Unfortunately, our number one film for the third weekend in a row is The Twilight Saga: Breaking Dawn Part 2, repeating on top again this weekend. After a three-day turkey holiday gross of $43.6 million (and a drop of 69% compared to its debut), Breaking Dawn Part 2 earned $17.4 million this weekend, and fell 60%. Once again, the comparison to Part 1 is the most apt, as on Part 1’s third Friday, it grossed $5.5 million, while Part 2 grossed $5.6 million. After three weekends, Part 1 had earned $246.9 million. Part 2 has earned $254.6 million domestically. Both of these films lag behind The Twilight Saga: Eclipse, which had pulled in $264.8 million and cost about half as much to produce ($120 million for Breaking Dawn Part 2 vs. $68 million for Eclipse). The good news now is that the fall of the House of Twilight begins, as it should be out of the top ten after only two more weekends. Drinks are on me at that point. Skyfall brings balance to the force of the top 10, as the James Bond film continues to sizzle, holding strong in the top two for the fourth straight weekend. Last weekend, the mightiest of Bond films earned $35.5 million over three days (and $50 million over five days, or $10 million a day), and was so strong that I thought the bottom might really fall out this weekend, possibly matching Twilight's 60% drop. Thankfully, the news is better than that, as Skyfall earned another $17 million and dropped an okay-for-the-frame 52%. In Quantum of Solace’s post-turkey frame, it earned only $6.7 million, and did the Twilight plunge at 64%.

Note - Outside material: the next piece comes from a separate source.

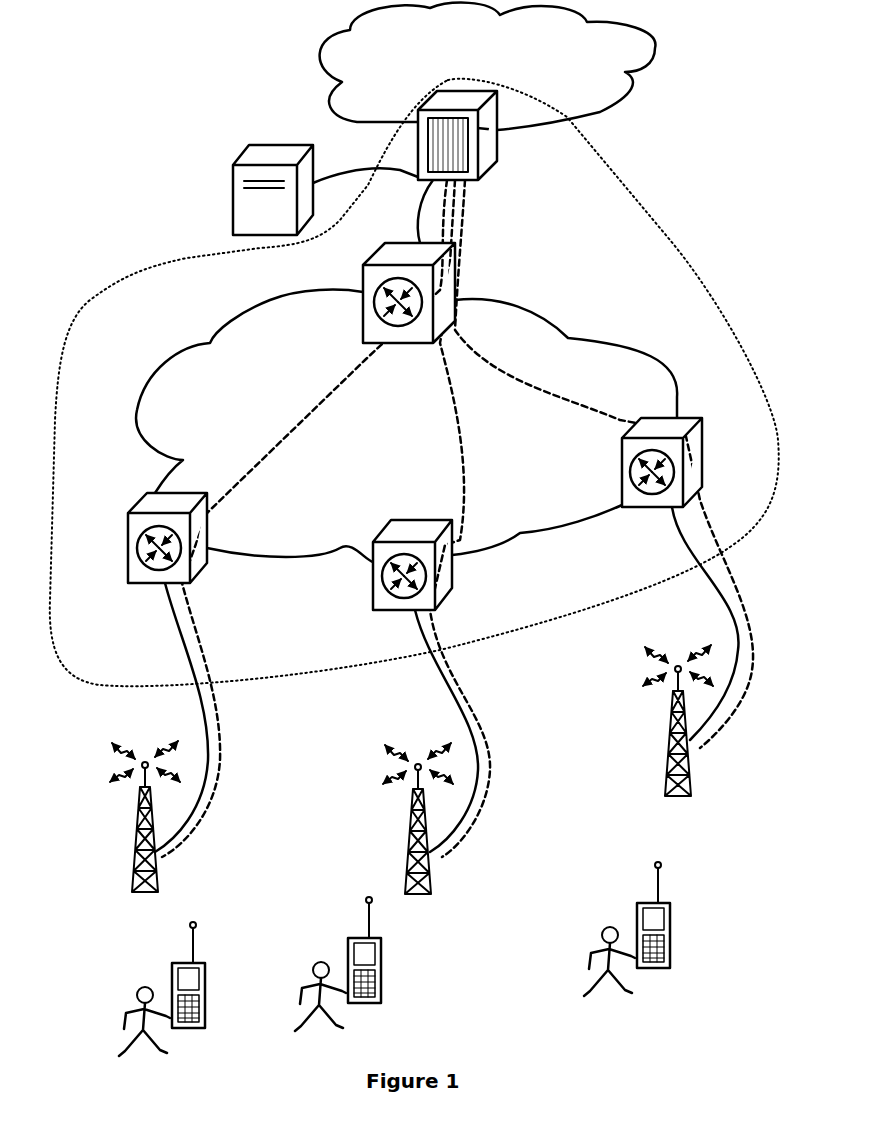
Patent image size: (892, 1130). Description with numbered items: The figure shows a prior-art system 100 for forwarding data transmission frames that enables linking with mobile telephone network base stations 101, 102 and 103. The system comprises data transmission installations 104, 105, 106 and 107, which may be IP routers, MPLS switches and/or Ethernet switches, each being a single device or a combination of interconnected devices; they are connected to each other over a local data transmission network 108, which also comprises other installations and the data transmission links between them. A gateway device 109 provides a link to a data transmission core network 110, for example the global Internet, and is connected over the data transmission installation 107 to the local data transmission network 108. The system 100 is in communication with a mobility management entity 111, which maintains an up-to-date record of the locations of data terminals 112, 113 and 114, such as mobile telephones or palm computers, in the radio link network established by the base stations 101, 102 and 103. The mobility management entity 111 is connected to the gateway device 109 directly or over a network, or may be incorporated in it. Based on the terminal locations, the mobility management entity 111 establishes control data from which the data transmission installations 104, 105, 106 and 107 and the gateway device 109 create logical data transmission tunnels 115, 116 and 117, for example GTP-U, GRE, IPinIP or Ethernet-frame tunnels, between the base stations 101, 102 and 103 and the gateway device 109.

The question now is whether or not Skyfall can be a $300 million film. There is another opportunity for it to hold well again next weekend, as only a rom-com opens (all films fear The Hobbit). Then, it should play well as counter-programming against the Peter Jackson behemoth. Following that, the daily Christmas box office begins to take over and Skyfall could do quite well over what has become two solid weeks of moviegoing, from about December 17th to January 1st. Skyfall will have tough row to hoe to get to $300 million, but it is possible. Currently it has $246 million in the bank domestically and is approaching $600 million overseas.